Hazel Ouwehand

Personal information
- Full name: Vanessa Hazel Ouwehand
- Born: 30 December 1999 (age 26) Hamilton, New Zealand
- Height: 1.93 m (6 ft 4 in)

Sport
- Country: New Zealand
- Sport: Swimming
- Strokes: Butterfly
- Club: Phoenix Aquatics
- Coach: David Lyles

Medal record
Women's swimming
Representing New Zealand
Commonwealth Games
| Bronze medal – third place | 2026 Glasgow | 50 m butterfly |

= Hazel Ouwehand =

New Zealand swimmer (born 1999)

Vanessa Hazel Ouwehand (born 30 December 1999) is a New Zealand competitive swimmer who has represented New Zealand at Olympics, World Championships and Commonwealth Games.

==Early life==
Ouwehand was educated at Te Pahū Primary School and Te Awamutu College. In 2018, she moved to Auckland to study for a Bachelor of Accountancy degree at Massey University. She is of Dutch descent.

== Swimming career ==

=== 2018 World Championships ===
Ouwehand made her senior national debut at the 2018 FINA World Swimming Championships (25 m) held in Hangzhou, China. Individually, Ouwehand's best performance was the 100 metre butterfly which she finished 29th in a time of 1:01.46, followed by a 24th place finish in the 200 metre butterfly in a time of 2:17.52 and 39th in the 50m butterfly in a time of 27.85.

She was also involved in a number of relays including the 4x100 metre freestyle that finished 9th overall alongside Rebecca Moynihan, Paige Flynn and Emma Godwin, the 4x50 metre freestyle relay that finished 10th with Flynn, Moynihan and Godwin, the 4x100 metre medley relay with Godwin, Smith and Flynn that finished 13th and the 4x50 metre medley relay that finished 15th with Godwin, Ciara Smith and Moynihan.

=== 2022 Commonwealth Games ===
Ouwehand competed at the 2022 Commonwealth Games held in Birmingham, England where she made semi-finals in the 50 metre butterfly, 50 metre backstroke and 100 metre backstroke. Despite narrowly missing the qualification mark at the trials event in New Zealand, Ouwehand was selected for the team based on her rankings inside the Commonwealth in her 50 metre butterfly and given permission to start in the other events.

Swimming 29.05 in the heats of the 50 metre backstroke, Ouwehand finished 5th in the semi-final in a time of 28.85 and 10th overall in her best performance of the meet. She also made the semi-final of the 100 metre backstroke after swimming 1:03.86 in the heats, finishing 7th with a 1:04.10 in the semi-final. In the 50 metre butterfly, Ouwehand made the semi-final alongside teammate Helena Gasson although 27.01 was not enough for her to progress to the final. She also swum the 100 metre butterfly finishing 5th in her heat in a 1:01.03.

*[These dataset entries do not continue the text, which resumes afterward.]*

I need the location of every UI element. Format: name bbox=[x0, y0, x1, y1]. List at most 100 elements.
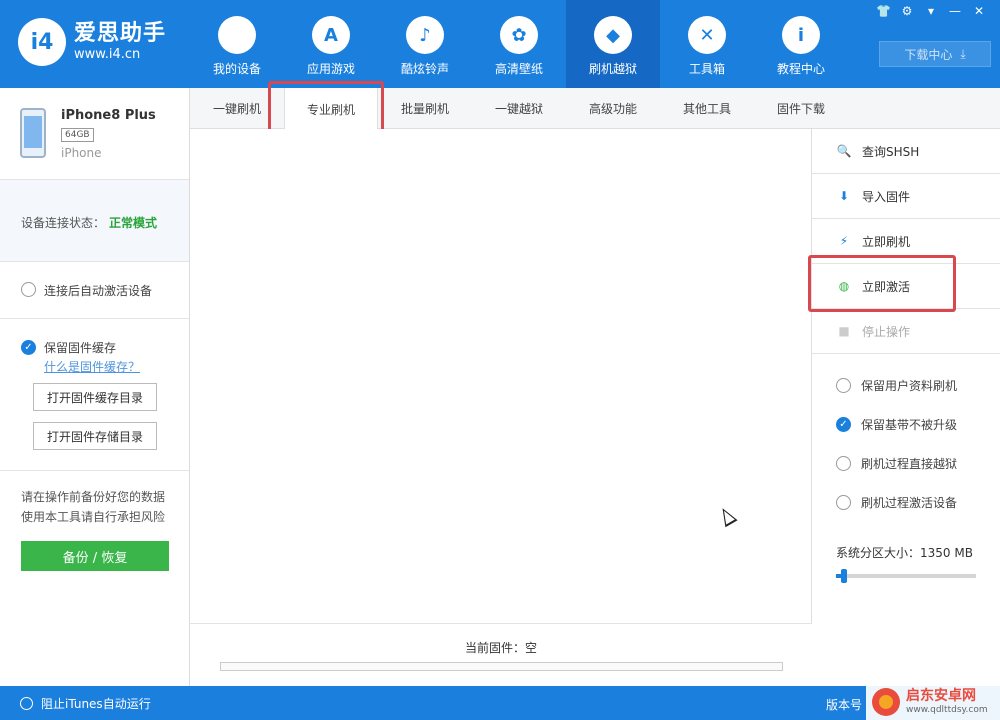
what-is-cache-link[interactable]: 什么是固件缓存？ bbox=[44, 358, 189, 375]
action-label: 立即激活 bbox=[862, 279, 911, 294]
app-store-icon: A bbox=[312, 16, 350, 54]
app-logo: i4 爱思助手 www.i4.cn bbox=[18, 18, 166, 66]
block-itunes-label: 阻止iTunes自动运行 bbox=[41, 697, 151, 711]
tab-2[interactable]: 批量刷机 bbox=[378, 88, 472, 129]
action-panel: 🔍 查询SHSH ⬇ 导入固件 ⚡ 立即刷机 ◍ 立即激活 ■ 停止操作 保留用户资料刷机 ✓ 保留基… bbox=[812, 129, 1000, 686]
nav-item-0[interactable]: 我的设备 bbox=[190, 0, 284, 88]
nav-item-3[interactable]: ✿ 高清壁纸 bbox=[472, 0, 566, 88]
device-name: iPhone8 Plus bbox=[61, 108, 156, 123]
nav-item-6[interactable]: i 教程中心 bbox=[754, 0, 848, 88]
info-icon: i bbox=[782, 16, 820, 54]
gear-icon[interactable]: ⚙ bbox=[900, 4, 914, 18]
auto-activate-label: 连接后自动激活设备 bbox=[44, 284, 153, 298]
risk-warning: 请在操作前备份好您的数据 使用本工具请自行承担风险 bbox=[0, 471, 189, 527]
nav-item-2[interactable]: ♪ 酷炫铃声 bbox=[378, 0, 472, 88]
nav-item-label: 我的设备 bbox=[212, 62, 261, 76]
action-4[interactable]: ■ 停止操作 bbox=[812, 309, 1000, 354]
nav-item-5[interactable]: ✕ 工具箱 bbox=[660, 0, 754, 88]
watermark-url: www.qdlttdsy.com bbox=[906, 705, 988, 715]
backup-restore-button[interactable]: 备份 / 恢复 bbox=[21, 541, 169, 571]
partition-slider[interactable] bbox=[836, 569, 976, 583]
bell-icon: ♪ bbox=[406, 16, 444, 54]
action-2[interactable]: ⚡ 立即刷机 bbox=[812, 219, 1000, 264]
open-cache-dir-button[interactable]: 打开固件缓存目录 bbox=[33, 383, 157, 411]
radio-icon[interactable] bbox=[836, 495, 851, 510]
watermark-logo-icon bbox=[872, 688, 900, 716]
action-label: 停止操作 bbox=[862, 324, 911, 339]
tools-icon: ✕ bbox=[688, 16, 726, 54]
flash-option-3[interactable]: 刷机过程激活设备 bbox=[812, 483, 1000, 522]
tab-4[interactable]: 高级功能 bbox=[566, 88, 660, 129]
open-store-dir-button[interactable]: 打开固件存储目录 bbox=[33, 422, 157, 450]
slider-handle[interactable] bbox=[841, 569, 848, 583]
nav-item-4[interactable]: ◆ 刷机越狱 bbox=[566, 0, 660, 88]
device-model: iPhone bbox=[61, 146, 102, 160]
tab-5[interactable]: 其他工具 bbox=[660, 88, 754, 129]
flash-option-1[interactable]: ✓ 保留基带不被升级 bbox=[812, 405, 1000, 444]
flash-option-2[interactable]: 刷机过程直接越狱 bbox=[812, 444, 1000, 483]
download-icon: ⤓ bbox=[960, 46, 966, 61]
device-capacity: 64GB bbox=[61, 128, 94, 142]
device-info: iPhone8 Plus 64GB iPhone bbox=[0, 88, 189, 180]
flash-tabs: 一键刷机 专业刷机 批量刷机 一键越狱 高级功能 其他工具 固件下载 bbox=[190, 88, 1000, 130]
action-0[interactable]: 🔍 查询SHSH bbox=[812, 129, 1000, 174]
download-center-label: 下载中心 bbox=[904, 47, 953, 62]
firmware-list-area: 当前固件：空 bbox=[190, 129, 812, 686]
action-label: 导入固件 bbox=[862, 189, 911, 204]
nav-item-1[interactable]: A 应用游戏 bbox=[284, 0, 378, 88]
version-label: 版本号 bbox=[826, 698, 863, 712]
block-itunes-option[interactable]: 阻止iTunes自动运行 bbox=[20, 695, 151, 712]
flash-option-label: 刷机过程激活设备 bbox=[861, 496, 958, 510]
firmware-cache-section: ✓ 保留固件缓存 什么是固件缓存？ 打开固件缓存目录 打开固件存储目录 bbox=[0, 319, 189, 471]
flash-option-label: 保留基带不被升级 bbox=[861, 418, 958, 432]
main-nav: 我的设备 A 应用游戏 ♪ 酷炫铃声 ✿ 高清壁纸 ◆ 刷机越狱 ✕ 工具箱 i 教程中心 bbox=[190, 0, 848, 88]
menu-icon[interactable]: ▾ bbox=[924, 4, 938, 18]
minimize-icon[interactable]: — bbox=[948, 4, 962, 18]
shirt-icon[interactable]: 👕 bbox=[876, 4, 891, 18]
warning-line-1: 请在操作前备份好您的数据 bbox=[21, 490, 166, 504]
connection-status: 设备连接状态： 正常模式 bbox=[0, 180, 189, 262]
tab-0[interactable]: 一键刷机 bbox=[190, 88, 284, 129]
radio-icon[interactable] bbox=[836, 456, 851, 471]
flash-icon: ⚡ bbox=[839, 234, 849, 248]
tab-6[interactable]: 固件下载 bbox=[754, 88, 848, 129]
flash-option-label: 保留用户资料刷机 bbox=[861, 379, 958, 393]
action-3[interactable]: ◍ 立即激活 bbox=[812, 264, 1000, 309]
keep-cache-label: 保留固件缓存 bbox=[44, 341, 117, 355]
radio-icon[interactable] bbox=[836, 378, 851, 393]
radio-icon[interactable] bbox=[20, 697, 33, 710]
warning-line-2: 使用本工具请自行承担风险 bbox=[21, 510, 166, 524]
phone-icon bbox=[20, 108, 46, 158]
import-icon: ⬇ bbox=[838, 189, 850, 203]
title-bar: i4 爱思助手 www.i4.cn 我的设备 A 应用游戏 ♪ 酷炫铃声 ✿ 高清壁纸 ◆ 刷机… bbox=[0, 0, 1000, 88]
checked-icon[interactable]: ✓ bbox=[21, 340, 36, 355]
watermark: 启东安卓网 www.qdlttdsy.com bbox=[866, 684, 1000, 720]
close-icon[interactable]: ✕ bbox=[972, 4, 986, 18]
nav-item-label: 高清壁纸 bbox=[494, 62, 543, 76]
flash-option-0[interactable]: 保留用户资料刷机 bbox=[812, 366, 1000, 405]
nav-item-label: 酷炫铃声 bbox=[400, 62, 449, 76]
connection-value: 正常模式 bbox=[109, 216, 158, 230]
checked-icon[interactable]: ✓ bbox=[836, 417, 851, 432]
radio-icon[interactable] bbox=[21, 282, 36, 297]
i4-logo-icon: i4 bbox=[18, 18, 66, 66]
nav-item-label: 工具箱 bbox=[688, 62, 725, 76]
action-1[interactable]: ⬇ 导入固件 bbox=[812, 174, 1000, 219]
partition-size-label: 系统分区大小：1350 MB bbox=[836, 546, 973, 560]
nav-item-label: 教程中心 bbox=[776, 62, 825, 76]
flash-option-label: 刷机过程直接越狱 bbox=[861, 457, 958, 471]
apple-icon bbox=[218, 16, 256, 54]
watermark-name: 启东安卓网 bbox=[906, 688, 976, 704]
tab-1[interactable]: 专业刷机 bbox=[284, 88, 378, 130]
action-label: 立即刷机 bbox=[862, 234, 911, 249]
connection-label: 设备连接状态： bbox=[21, 216, 106, 230]
tab-3[interactable]: 一键越狱 bbox=[472, 88, 566, 129]
window-controls: 👕 ⚙ ▾ — ✕ bbox=[876, 4, 986, 18]
auto-activate-option[interactable]: 连接后自动激活设备 bbox=[0, 262, 189, 319]
current-firmware-label: 当前固件：空 bbox=[464, 641, 537, 655]
keep-cache-option[interactable]: ✓ 保留固件缓存 bbox=[21, 339, 189, 356]
globe-icon: ◍ bbox=[838, 279, 850, 293]
download-center-button[interactable]: 下载中心 ⤓ bbox=[879, 41, 991, 67]
flash-options: 保留用户资料刷机 ✓ 保留基带不被升级 刷机过程直接越狱 刷机过程激活设备 bbox=[812, 354, 1000, 522]
app-name: 爱思助手 bbox=[74, 21, 167, 46]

=== 2022 World Championships ===
Competing at her second short course World Championships, Ouwehand raced at the 2022 FINA World Swimming Championships (25 m) held in Melbourne, Australia. Ouwehand raced in the 100 metre backstroke finishing 25th in a time of 58.56. She was also part of the 4x100 metre freestyle relay with Godwin, Moynihan and Summer Osborne that finished 12th and the 4x100 metre medley relay with Godwin, Gasson and Moynihan.

=== 2023 World Championships ===
Ouwehand competed at the 2023 World Aquatics Championships held in Fukuoka, Japan. Here she finished 24th in the heats of the 50 metre butterfly in a time of 26.57 and 26th in the heats of the 100 metre butterfly in a time of 59.81. She was also part of the 4x100 mixed medley relay alongside Gasson, Josh Gilbert and Carter Swift that finished 17th.

=== 2024 Summer Olympics ===
At the New Zealand trials event for the 2024 Olympics, Ouwehand went under the qualification time for the 100 metre butterfly clocking a 57.43 and was later confirmed onto the team to attend the 2024 Summer Olympics held in Paris, France.

At the games, Ouwehand finished in 18th in the 100 metre butterfly in a time of 58.03.

Ouwehand is the current New Zealand record holder for the 100 metre butterfly both long course and short course, the 50 metre butterfly long course record holder, and was part of numerous female and mixed relays records. She was also the first New Zealand women to break 26 seconds in the 50m butterfly and the first New Zealand women to break 58 seconds in the 100m butterfly.